Justice Binta Nyako, in a ruling, held that since Kanu was earlier granted bail in 2017 and jumped the bail, the court must first determine the real reason he jumped the bail before applying for another one.
Justice Nyako then dismissed the application for bail, NAN reported.
The court had, on April 8, exonerated the Federal Government on the allegation that the leader of the IPOB was forcefully abducted abroad to stand his trial.
Nyako, in a ruling, held that rendition for the purpose of criminal investigation is allowed.
Nyako said since Kanu was on a bench warrant, the law allowed that anywhere he is sighted, he can be arrested and be brought to face his trial.
“Rendition for the purpose of criminal investigation is allowed.
“In the instant case, there is a bench warrant on the defendant (Kanu). Suffice to say, he is a fugitive before the court,” she said.
The judge, who dismissed Kanu’s move to challenge the terrorism charge, upheld seven counts in the fresh charge filed by the federal government against the IPOB leader.
Nyako said that the federal government, through the Office of the Attorney-General of the Federation, had been able to established some allegations against Kanu in counts one, two, three, four, five, eight and 15.

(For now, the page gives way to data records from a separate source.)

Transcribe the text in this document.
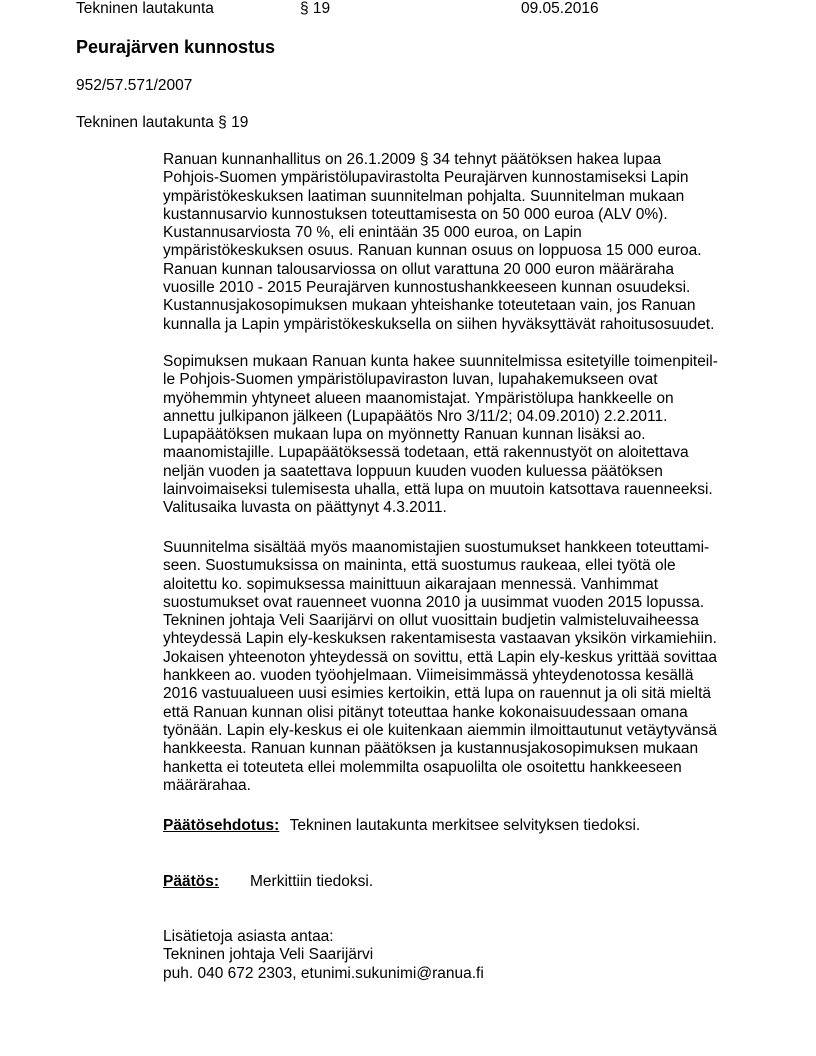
Tekninen lautakunta	§ 19	09.05.2016
Peurajärven kunnostus
952/57.571/2007
Tekninen lautakunta § 19
Ranuan kunnanhallitus on 26.1.2009 § 34 tehnyt päätöksen hakea lupaa
Pohjois-Suomen ympäristölupavirastolta Peurajärven kunnostamiseksi Lapin
ympäristökeskuksen laatiman suunnitelman pohjalta. Suunnitelman mukaan
kustannusarvio kunnostuksen toteuttamisesta on 50 000 euroa (ALV 0%).
Kustannusarviosta 70 %, eli enintään 35 000 euroa, on Lapin
ympäristökeskuksen osuus. Ranuan kunnan osuus on loppuosa 15 000 euroa.
Ranuan kunnan talousarviossa on ollut varattuna 20 000 euron määräraha
vuosille 2010 - 2015 Peurajärven kunnostushankkeeseen kunnan osuudeksi.
Kustannusjakosopimuksen mukaan yhteishanke toteutetaan vain, jos Ranuan
kunnalla ja Lapin ympäristökeskuksella on siihen hyväksyttävät rahoitusosuudet.
Sopimuksen mukaan Ranuan kunta hakee suunnitelmissa esitetyille toimenpiteil-
le Pohjois-Suomen ympäristölupaviraston luvan, lupahakemukseen ovat
myöhemmin yhtyneet alueen maanomistajat. Ympäristölupa hankkeelle on
annettu julkipanon jälkeen (Lupapäätös Nro 3/11/2; 04.09.2010) 2.2.2011.
Lupapäätöksen mukaan lupa on myönnetty Ranuan kunnan lisäksi ao.
maanomistajille. Lupapäätöksessä todetaan, että rakennustyöt on aloitettava
neljän vuoden ja saatettava loppuun kuuden vuoden kuluessa päätöksen
lainvoimaiseksi tulemisesta uhalla, että lupa on muutoin katsottava rauenneeksi.
Valitusaika luvasta on päättynyt 4.3.2011.
Suunnitelma sisältää myös maanomistajien suostumukset hankkeen toteuttami-
seen. Suostumuksissa on maininta, että suostumus raukeaa, ellei työtä ole
aloitettu ko. sopimuksessa mainittuun aikarajaan mennessä. Vanhimmat
suostumukset ovat rauenneet vuonna 2010 ja uusimmat vuoden 2015 lopussa.
Tekninen johtaja Veli Saarijärvi on ollut vuosittain budjetin valmisteluvaiheessa
yhteydessä Lapin ely-keskuksen rakentamisesta vastaavan yksikön virkamiehiin.
Jokaisen yhteenoton yhteydessä on sovittu, että Lapin ely-keskus yrittää sovittaa
hankkeen ao. vuoden työohjelmaan. Viimeisimmässä yhteydenotossa kesällä
2016 vastuualueen uusi esimies kertoikin, että lupa on rauennut ja oli sitä mieltä
että Ranuan kunnan olisi pitänyt toteuttaa hanke kokonaisuudessaan omana
työnään. Lapin ely-keskus ei ole kuitenkaan aiemmin ilmoittautunut vetäytyvänsä
hankkeesta. Ranuan kunnan päätöksen ja kustannusjakosopimuksen mukaan
hanketta ei toteuteta ellei molemmilta osapuolilta ole osoitettu hankkeeseen
määrärahaa.
Päätösehdotus: Tekninen lautakunta merkitsee selvityksen tiedoksi.
Päätös: Merkittiin tiedoksi.
Lisätietoja asiasta antaa:
Tekninen johtaja Veli Saarijärvi
puh. 040 672 2303, etunimi.sukunimi@ranua.fi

“Counts one, two, three, four, five, eight and 15 show some allegations. The court shall proceed to try the defendant (Kanu) on those counts, ” she ruled.
After the review of the 15 counts, she held that about eight of the counts appeared to be similar and did not disclose action.
She, therefore, ordered that counts six, seven, nine, 10, 11, 12 13 and 14 should be struck out.
Nyako also ruled that the order proscribing IPOB as a terror group still subsisted until it was vacated since the issue was still on appeal.
She dismissed the argument of Chief Mike Ozekhome, SAN, counsel for Kanu, that whether IPOB was a terrorist organisation under the Nigerian law or not was still a subject of an appeal.
As of the time of filing this report, the hearing in the matter is still ongoing.